Harris Westminster tried to protect itself from the grammar-school trap where selection by test alone means intake skewed to the tutored middle classes. Anyone on free school meals has to clear a base level in the tests and interview, but they get preference. Teens on free school meals make up more than a third of the first year of intake, double the national average in state secondaries.

This makes the mixing between the Harris Westminster and Westminster students, which I could already imagine as some kind of “extremes of class” teen comedy drama, even more fascinating. Harris Westminster’s closest rival is the Eton-sponsored London Academy of Excellence, but you do not get its students from east London at Eton. By contrast, these students are regularly on the Westminster campus, for debating or talks. Nine current Harris Westminster students are being taught at least one A level at Westminster School, because they have chosen niche subjects. They get tens of thousands of pounds of education “free”.

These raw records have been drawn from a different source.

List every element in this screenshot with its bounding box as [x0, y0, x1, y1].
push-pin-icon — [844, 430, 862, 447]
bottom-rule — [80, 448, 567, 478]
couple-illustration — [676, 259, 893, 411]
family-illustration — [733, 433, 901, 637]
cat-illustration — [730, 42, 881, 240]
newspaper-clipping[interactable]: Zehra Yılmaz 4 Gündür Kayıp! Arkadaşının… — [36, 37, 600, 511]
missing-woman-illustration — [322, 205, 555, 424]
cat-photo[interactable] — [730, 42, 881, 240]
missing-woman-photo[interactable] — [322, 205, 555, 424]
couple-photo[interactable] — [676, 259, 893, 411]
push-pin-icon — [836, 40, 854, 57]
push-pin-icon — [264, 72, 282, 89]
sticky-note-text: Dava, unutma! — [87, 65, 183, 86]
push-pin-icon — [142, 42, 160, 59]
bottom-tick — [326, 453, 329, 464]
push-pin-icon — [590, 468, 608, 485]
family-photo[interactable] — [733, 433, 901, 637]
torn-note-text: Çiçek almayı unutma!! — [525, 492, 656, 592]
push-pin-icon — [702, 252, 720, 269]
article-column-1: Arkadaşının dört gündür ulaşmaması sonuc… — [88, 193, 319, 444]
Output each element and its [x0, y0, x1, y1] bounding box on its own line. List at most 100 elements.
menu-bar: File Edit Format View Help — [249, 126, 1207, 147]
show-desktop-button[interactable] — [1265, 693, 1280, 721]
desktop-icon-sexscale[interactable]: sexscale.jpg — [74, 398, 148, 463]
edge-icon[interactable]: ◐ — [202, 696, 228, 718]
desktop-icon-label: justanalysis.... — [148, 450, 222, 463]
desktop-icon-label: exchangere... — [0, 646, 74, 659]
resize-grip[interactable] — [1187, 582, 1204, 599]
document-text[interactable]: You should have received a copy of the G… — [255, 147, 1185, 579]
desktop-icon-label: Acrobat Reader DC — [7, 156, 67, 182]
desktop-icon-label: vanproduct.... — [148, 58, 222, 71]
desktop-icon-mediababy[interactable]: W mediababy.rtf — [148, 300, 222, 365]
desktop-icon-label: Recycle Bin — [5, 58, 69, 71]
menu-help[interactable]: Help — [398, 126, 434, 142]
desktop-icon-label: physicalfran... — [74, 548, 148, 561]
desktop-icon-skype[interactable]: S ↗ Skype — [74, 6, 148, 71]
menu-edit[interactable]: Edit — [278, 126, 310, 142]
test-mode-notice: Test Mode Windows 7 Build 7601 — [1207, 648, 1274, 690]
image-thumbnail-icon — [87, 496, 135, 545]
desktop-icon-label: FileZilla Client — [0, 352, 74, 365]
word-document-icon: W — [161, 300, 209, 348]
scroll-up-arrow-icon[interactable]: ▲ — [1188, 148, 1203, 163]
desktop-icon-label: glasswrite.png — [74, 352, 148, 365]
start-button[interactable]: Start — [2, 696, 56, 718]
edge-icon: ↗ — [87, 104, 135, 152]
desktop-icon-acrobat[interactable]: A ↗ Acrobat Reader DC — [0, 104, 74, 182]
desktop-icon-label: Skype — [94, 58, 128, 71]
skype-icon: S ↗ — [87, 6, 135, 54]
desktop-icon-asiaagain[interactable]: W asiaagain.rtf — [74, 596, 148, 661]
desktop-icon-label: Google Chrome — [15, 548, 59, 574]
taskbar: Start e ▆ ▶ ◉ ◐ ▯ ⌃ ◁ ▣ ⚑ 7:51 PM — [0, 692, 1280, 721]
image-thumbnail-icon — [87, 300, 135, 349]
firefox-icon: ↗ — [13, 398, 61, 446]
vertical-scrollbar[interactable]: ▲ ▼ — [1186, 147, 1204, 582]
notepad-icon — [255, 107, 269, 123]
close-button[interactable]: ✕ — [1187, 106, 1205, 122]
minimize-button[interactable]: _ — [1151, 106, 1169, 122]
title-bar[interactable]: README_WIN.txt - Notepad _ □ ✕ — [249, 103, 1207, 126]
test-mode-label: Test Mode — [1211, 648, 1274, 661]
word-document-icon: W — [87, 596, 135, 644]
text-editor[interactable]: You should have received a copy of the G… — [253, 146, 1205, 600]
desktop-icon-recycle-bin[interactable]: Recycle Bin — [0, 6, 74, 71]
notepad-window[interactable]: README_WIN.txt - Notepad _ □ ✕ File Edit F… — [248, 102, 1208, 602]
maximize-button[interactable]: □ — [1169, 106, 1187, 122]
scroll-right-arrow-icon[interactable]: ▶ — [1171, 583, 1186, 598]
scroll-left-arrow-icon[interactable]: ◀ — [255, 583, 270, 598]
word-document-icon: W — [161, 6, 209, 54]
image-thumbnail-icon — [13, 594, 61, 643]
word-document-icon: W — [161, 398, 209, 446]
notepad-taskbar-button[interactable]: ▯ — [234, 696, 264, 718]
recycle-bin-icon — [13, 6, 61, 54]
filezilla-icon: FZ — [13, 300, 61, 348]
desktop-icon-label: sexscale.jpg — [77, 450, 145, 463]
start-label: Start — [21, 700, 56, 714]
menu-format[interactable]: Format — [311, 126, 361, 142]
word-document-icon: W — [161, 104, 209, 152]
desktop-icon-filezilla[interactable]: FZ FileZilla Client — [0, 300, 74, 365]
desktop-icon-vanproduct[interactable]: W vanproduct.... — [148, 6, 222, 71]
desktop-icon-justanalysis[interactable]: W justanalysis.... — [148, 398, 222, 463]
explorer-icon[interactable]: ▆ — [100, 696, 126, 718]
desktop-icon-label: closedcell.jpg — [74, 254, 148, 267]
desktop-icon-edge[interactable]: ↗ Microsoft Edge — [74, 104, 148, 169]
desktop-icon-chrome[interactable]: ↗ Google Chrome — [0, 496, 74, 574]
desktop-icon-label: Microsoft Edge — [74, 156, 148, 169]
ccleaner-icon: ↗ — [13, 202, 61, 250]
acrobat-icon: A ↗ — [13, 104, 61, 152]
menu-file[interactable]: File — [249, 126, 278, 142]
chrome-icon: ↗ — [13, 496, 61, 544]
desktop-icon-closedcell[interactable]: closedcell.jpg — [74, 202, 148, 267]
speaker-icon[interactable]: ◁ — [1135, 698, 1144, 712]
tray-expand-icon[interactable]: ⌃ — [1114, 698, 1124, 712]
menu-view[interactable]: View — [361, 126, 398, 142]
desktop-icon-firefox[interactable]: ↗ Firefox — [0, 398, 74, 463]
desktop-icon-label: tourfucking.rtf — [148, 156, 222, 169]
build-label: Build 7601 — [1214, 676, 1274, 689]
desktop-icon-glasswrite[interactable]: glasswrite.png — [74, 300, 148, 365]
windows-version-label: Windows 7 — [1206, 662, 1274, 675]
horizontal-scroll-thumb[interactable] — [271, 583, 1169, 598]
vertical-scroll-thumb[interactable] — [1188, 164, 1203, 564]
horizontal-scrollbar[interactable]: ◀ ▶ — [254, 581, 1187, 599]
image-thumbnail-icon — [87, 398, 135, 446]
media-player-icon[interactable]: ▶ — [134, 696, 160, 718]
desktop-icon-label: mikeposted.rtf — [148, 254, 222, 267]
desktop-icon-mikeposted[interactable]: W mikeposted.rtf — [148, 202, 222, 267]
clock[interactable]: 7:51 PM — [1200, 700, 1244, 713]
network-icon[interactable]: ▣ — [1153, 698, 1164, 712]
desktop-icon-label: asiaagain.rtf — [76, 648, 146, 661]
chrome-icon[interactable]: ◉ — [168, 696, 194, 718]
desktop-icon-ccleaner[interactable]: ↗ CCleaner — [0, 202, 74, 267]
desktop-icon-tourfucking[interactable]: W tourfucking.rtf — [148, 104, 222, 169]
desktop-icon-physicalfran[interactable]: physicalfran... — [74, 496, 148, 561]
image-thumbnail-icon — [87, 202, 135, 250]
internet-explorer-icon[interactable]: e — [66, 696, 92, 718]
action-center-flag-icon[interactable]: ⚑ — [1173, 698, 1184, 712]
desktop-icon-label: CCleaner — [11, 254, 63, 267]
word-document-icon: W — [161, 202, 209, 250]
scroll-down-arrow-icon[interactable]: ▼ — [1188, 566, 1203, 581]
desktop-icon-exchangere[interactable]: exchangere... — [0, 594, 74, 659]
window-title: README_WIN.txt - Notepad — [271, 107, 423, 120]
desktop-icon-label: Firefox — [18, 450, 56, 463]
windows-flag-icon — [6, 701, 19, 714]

When I spoke to Patrick Derham, the head of Westminster School, he said something that struck me as unusual. As he joined Westminster, just as this partnership began, he witnessed lessons at Westminster with no idea which pupils were from Harris Westminster. “I couldn’t tell who was from which school.” I tell him I think I could tell, on grounds of assurance and accent. “That’s a misunderstanding,” Derham says. “We want to be needs-blind in the long term. We already have a generous bursary programme.”

But, I say, doesn’t the laudable, but limited, amount of access to this public school that the state-school pupils have only underline how much privilege they don’t have?

“I would turn that on its head. The principle is that Harris Westminster provides a Westminster education anyway. All we’re doing is ensuring the full range of opportunities to all pupils.”

I feel morally confused: I am impressed my old school is going beyond its counterparts, but the closeness of the partnership still feels uncomfortable, highlighting the gap it seeks to close. I think the presence of these kids in my class at Westminster would have shamed me. Now I worry that it is patronising. That to make up for a lifetime of deprivation with just two years of fast-track teaching on a state budget doesn’t seem enough.

So, finally, I talk to about a dozen of the very first students of Harris Westminster, now in the first year of their A-level courses. Their school is still being built: from the windows we can see Methodist Central Hall, but inside the vibe is basic office. I asked Handscombe if this was a school for geeks. You can, for example, choose Bridge for PE. He replied, “Yeah, and we’re not even sorry.”

In person, the kids are not that geeky, more determined. They have managed to get their own education even when those around them are losing theirs: time and again they say the word “relief”, to arrive at a place where, as one girl, Claire, from Upminster, says: “Everyone wants to get on as much as you.” Xheni, from Bromley, says: “There’s a maturity here, so it can be about learning not behaviour.”

The teachers make sure things are difficult for these kids used to coasting in the top set. Handscombe says he wants “their brains to hurt every day”. More than two thirds of staff at Harris Westminster are Oxbridge-educated, a scattering have doctorates. The timetable commits a lot of space to working beyond the curriculum, often literally. As William, from Essex, says: “You can email your teacher at any time and they will respond. Another one of my teachers bought an iPhone so he could get our emails all the time.”

So, I ask, how do they view the Westminster School students?

“It is another world, but you can see it’s not that different,” William says. Claire adds, “I don’t feel jealous. I like it better here. I feel we have more freedom.” Another girl tells me: “Academically we’re pretty similar. They are just born into money. You can’t judge them by the school their parents send them to.”